Oltre agli allievi raggruppati nelle sedi Rai di tutta Italia, Telescuola aveva molti spettatori: per esempio mia madre che controllava che rispondessi bene alle interrogazioni (vere) e  indossassi l’orologio che sostenevo di aver smarrito il giorno prima in classe; e i miei amici quando avevano l’influenza e dovevano restare a casa e che mi avrebbero preso in giro senza requie per il resto dei giorni.
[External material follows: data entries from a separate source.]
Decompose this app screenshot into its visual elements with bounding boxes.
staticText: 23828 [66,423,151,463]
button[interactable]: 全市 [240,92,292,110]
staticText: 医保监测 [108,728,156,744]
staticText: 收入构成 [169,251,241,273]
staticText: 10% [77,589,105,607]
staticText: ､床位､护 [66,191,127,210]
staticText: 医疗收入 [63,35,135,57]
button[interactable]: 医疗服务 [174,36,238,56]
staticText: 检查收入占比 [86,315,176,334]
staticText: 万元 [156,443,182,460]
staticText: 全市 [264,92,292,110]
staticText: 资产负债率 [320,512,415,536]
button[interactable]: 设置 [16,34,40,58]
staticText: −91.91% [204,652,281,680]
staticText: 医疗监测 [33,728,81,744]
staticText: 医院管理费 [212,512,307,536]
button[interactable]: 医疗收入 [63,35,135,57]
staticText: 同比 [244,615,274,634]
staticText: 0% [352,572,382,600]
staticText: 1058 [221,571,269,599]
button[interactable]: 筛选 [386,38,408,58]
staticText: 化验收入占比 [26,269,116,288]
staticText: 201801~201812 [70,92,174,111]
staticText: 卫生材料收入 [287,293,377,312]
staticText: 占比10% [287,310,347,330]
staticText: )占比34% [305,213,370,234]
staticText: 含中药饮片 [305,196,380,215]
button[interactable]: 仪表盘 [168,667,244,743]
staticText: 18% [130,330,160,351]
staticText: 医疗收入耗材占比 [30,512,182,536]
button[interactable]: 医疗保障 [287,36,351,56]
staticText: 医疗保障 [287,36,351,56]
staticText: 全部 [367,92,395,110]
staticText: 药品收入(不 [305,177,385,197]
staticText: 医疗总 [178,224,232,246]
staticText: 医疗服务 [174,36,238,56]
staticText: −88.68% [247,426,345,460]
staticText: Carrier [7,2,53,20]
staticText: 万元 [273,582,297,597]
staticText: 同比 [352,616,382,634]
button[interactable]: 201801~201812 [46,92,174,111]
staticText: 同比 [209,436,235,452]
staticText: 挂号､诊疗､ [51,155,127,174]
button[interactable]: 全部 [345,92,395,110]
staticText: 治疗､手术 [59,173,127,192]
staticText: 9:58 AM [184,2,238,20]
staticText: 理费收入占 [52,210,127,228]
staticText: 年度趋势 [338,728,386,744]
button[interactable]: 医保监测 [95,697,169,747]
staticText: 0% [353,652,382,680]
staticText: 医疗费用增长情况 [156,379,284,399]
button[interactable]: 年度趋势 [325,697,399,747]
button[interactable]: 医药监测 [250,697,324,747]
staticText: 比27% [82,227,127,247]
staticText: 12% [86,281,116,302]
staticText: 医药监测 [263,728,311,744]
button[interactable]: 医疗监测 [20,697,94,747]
Qui e lì c’era qualche coetaneo sconosciuto che ci guardava e quando un giorno alla stazione di Bolzano una ragazzina mi indicò a sua madre dicendo “ma quello è Pier…” senza nemmeno far concludere l’agnizione mio padre mi strattonò via e dichiarò che mi avrebbe mandato via da Telescuola perché mi stavo “montando la testa”. Un’altra spettatrice molto severa e professionale era la mitica “signorina Boncompagni” (la chiamavano tutti così), l’insegnante di dizione, officiante di un rito prezioso in una Rai che nella missione di alfabetizzare gli italiani e di liberarli dalla prigione soffocante dei dialetti come unica forma di espressione non tollerava inflessioni localiste, difetti di pronuncia e sciatterie lessicali di un romano-centrismo che invece oggi è diventato molto di moda. Con lei ricordo interminabili sedute in cui ci ammaestrava a pronunciare correttamente “pasta e ceci” e “dodici”, “tredici” e così via mentre il nostro istinto capitolino ci trascinava a pronunciare “pasta e cesci”, “dodisci”, “tredisci” e via così. Alla fine la signorina Boncompagni vinse la battaglia della pasta e ceci, ma lasciati senza briglie saremmo tutti tornati in seguito alla “pasta e cesci”, perché come diceva Kant non si può raddrizzare il legno storto dell’umanità. Però nel frattempo era cambiata l’Italia. Erano arrivate le aule (e i doppi e i tripli turni) prima dell’inverno demografico che le svuoterà. Telescuola chiuse e io frequentai la terza media in una scuola normale, come voleva mio padre.


Questo è stato il mio fondamentale contributo all’alfabetizzazione degli italiani. Purtroppo dovete prendermi in parola perché negli archivi della Rai le bobine con le registrazioni di Telescuola ci sono ma andrebbero in frantumi al primo contatto e quindi resteranno eternamente invisibili. L’Italia si è alfabetizzata con la tv, la signorina Boncompagni insegnante di dizione aveva concluso con successo la sua missione, senza prevedere però che di lì a qualche decennio l’analfabetismo di ritorno avrebbe fatto passi da gigante e in televisione tutti avrebbero parlato un italiano sgangherato. Anche il servizio pubblico della Rai, a settant’anni dal 1954, non c’è più. E neanche gli autisti Rai che andavano a prendere con il pulmino Rai gli studenti della nuova scuola media che vivevano nei piccoli borghi. Oramai svuotati, come le aule scolastiche dell’inverno demografico.